Fresh off a multi-million dollar renovation, Hotel Wailea is a short 30-minute drive from the Maui airport and offers a secluded getaway for couples (there are only 72 rooms) with an awe-inspiring view of clear blue ocean. Our suite, a multi-room abode with a big bed dressed in crisp linens, comfortable living room and kitchen complete with wine cooler, and a luxe bathroom with an open shower and deep soaking tub, was only missing the bubble bath.
That night we dined at Capische?, the onsite Italian restaurant, feasting on fresh Ahi tuna crudo, Heirloom Haiku tomato caprese, beef carpaccio, and the wonderfully rich Kabocha pumpkin gnocchi. We waddled back to our rooms, full but happy.

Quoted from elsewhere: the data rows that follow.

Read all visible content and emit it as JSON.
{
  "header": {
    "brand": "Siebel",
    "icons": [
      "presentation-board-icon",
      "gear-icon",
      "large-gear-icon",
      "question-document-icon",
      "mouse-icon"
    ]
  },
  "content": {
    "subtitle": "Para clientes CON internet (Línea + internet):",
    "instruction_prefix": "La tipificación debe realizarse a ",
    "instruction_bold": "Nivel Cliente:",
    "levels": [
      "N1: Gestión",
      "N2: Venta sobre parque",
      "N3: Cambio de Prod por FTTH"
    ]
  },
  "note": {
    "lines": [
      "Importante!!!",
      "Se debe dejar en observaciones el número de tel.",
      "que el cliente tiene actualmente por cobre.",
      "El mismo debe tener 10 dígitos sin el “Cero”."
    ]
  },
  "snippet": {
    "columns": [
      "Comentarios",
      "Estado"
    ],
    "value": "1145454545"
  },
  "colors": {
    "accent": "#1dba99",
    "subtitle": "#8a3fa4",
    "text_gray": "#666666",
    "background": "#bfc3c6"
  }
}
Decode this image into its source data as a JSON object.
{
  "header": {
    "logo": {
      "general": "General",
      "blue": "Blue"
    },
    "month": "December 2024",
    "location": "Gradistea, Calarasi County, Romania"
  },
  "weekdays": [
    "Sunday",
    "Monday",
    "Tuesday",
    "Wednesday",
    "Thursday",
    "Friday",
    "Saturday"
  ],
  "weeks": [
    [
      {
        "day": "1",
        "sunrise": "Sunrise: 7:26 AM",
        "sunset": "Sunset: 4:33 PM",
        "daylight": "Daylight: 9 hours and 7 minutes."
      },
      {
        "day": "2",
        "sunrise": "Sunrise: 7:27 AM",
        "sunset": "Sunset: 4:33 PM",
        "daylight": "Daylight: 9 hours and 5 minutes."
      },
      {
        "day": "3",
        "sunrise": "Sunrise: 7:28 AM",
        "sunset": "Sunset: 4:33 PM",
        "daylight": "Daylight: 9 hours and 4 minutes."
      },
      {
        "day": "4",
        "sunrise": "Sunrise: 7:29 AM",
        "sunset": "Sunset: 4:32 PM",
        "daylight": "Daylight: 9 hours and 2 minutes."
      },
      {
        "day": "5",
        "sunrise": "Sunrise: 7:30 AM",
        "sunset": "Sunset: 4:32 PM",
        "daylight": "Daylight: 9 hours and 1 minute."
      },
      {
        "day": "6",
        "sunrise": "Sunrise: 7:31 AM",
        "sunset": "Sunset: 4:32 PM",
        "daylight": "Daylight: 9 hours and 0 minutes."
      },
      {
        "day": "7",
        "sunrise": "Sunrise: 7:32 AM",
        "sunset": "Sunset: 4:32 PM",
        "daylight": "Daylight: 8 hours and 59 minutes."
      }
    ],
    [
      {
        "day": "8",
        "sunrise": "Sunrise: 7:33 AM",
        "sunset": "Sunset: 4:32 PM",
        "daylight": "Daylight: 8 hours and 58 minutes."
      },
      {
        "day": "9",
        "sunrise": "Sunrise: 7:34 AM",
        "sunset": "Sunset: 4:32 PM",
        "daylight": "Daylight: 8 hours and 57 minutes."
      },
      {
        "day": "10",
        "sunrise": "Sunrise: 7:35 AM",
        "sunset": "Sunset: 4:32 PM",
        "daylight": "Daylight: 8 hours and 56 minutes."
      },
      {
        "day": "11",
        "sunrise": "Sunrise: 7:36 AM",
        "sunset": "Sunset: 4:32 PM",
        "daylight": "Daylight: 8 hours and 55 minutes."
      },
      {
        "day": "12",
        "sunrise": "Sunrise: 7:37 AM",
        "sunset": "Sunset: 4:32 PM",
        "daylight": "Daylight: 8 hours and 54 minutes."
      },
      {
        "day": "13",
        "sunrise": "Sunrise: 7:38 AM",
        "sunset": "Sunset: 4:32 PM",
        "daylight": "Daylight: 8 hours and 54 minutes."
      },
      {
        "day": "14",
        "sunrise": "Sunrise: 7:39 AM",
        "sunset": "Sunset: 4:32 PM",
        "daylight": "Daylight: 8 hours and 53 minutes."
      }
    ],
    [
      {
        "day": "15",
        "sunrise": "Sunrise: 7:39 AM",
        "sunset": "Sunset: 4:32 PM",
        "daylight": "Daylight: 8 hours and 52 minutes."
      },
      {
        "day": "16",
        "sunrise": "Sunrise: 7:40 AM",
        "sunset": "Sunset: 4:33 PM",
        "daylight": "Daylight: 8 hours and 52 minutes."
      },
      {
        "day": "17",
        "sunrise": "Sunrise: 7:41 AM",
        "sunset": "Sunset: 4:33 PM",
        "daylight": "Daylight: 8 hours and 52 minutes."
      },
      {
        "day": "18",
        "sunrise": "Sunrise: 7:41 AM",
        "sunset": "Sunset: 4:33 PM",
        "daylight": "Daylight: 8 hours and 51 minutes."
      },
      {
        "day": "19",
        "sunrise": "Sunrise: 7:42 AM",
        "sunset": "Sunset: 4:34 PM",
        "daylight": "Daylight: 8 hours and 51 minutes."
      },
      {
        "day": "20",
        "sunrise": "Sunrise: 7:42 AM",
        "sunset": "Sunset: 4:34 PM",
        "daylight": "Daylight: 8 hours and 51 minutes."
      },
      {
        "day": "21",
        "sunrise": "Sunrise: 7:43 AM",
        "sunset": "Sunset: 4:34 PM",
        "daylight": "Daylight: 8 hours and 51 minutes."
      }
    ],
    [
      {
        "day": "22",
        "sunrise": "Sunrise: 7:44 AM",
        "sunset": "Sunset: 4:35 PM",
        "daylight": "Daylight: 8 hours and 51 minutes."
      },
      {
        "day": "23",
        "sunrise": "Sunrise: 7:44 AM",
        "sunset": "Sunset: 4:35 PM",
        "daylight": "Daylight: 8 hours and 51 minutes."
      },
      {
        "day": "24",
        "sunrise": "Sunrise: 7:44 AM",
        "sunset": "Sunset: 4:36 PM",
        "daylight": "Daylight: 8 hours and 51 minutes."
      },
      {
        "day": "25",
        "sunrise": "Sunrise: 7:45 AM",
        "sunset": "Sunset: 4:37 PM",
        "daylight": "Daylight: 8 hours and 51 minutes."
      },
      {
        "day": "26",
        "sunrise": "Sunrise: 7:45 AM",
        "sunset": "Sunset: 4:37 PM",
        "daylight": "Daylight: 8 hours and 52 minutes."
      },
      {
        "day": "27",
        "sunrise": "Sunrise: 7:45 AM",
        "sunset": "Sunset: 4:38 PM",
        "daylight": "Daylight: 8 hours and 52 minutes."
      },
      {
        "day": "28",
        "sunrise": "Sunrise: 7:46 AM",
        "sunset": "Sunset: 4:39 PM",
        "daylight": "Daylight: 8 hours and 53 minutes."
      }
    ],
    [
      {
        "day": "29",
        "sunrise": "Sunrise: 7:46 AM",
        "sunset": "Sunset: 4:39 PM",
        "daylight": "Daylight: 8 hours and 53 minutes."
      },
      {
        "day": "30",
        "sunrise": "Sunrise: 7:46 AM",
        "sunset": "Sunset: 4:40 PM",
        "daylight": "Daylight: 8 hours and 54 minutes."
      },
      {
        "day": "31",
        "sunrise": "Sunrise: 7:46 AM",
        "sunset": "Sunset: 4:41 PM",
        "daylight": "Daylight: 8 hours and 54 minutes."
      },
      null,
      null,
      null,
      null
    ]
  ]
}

The next morning we woke up for dawn patrol, hoped into the complimentary black car service (they'll take you anywhere in Wailea) and jumped happily into the early morning waves crashing on the Club beach. A quick flash of our room card got us beach chairs, an umbrella, and snorkeling gear. I knew I had to see some turtles while I was in Maui, but I didn't know it would be so easy. The gentle giants swam gracefully among the snorkelers, paddle boarders, and tons of Humuhumunukunukuapua'a (Hawaii's state fish with characteristic blue lips) in the reef.
After taking in the beach, we headed straight to the recently remodeled pool where cozy cabanas with large, round beds and ceiling fans greeted us. The hotel's head mixologist caught us up on her refreshing and inventive cocktail program using all local ingredients and house made syrups. The clear winners: the Liliko'i margarita using the seeds of Hawaii's famous fruit (they're also considered an aphrodisiac), tequila, and the perfect chili salt rim and the carbonated coconut water she made using mint, fresh young coconuts, and a Soda Stream. Genius!
The next day was spent beachside and poolside again with one notable exception. Chef Brian Etheredge gave us a tour of the on-site farm where fat mangoes hung low on trees and rows of carrots and tomatoes grew to bright colors. Capische? sources the majority of their ingredients from this sustainable plot of land for a true dirt-to-fork experience. After, we walked to the small town square where Etheredge had recently opened his new market. Brimming with charcuterie, artisan cheeses, and Mason jars filled with meals-to-go, we ordered two sandwiches and enjoyed them outside with cold cans of locally brewed IPAs. Paradise.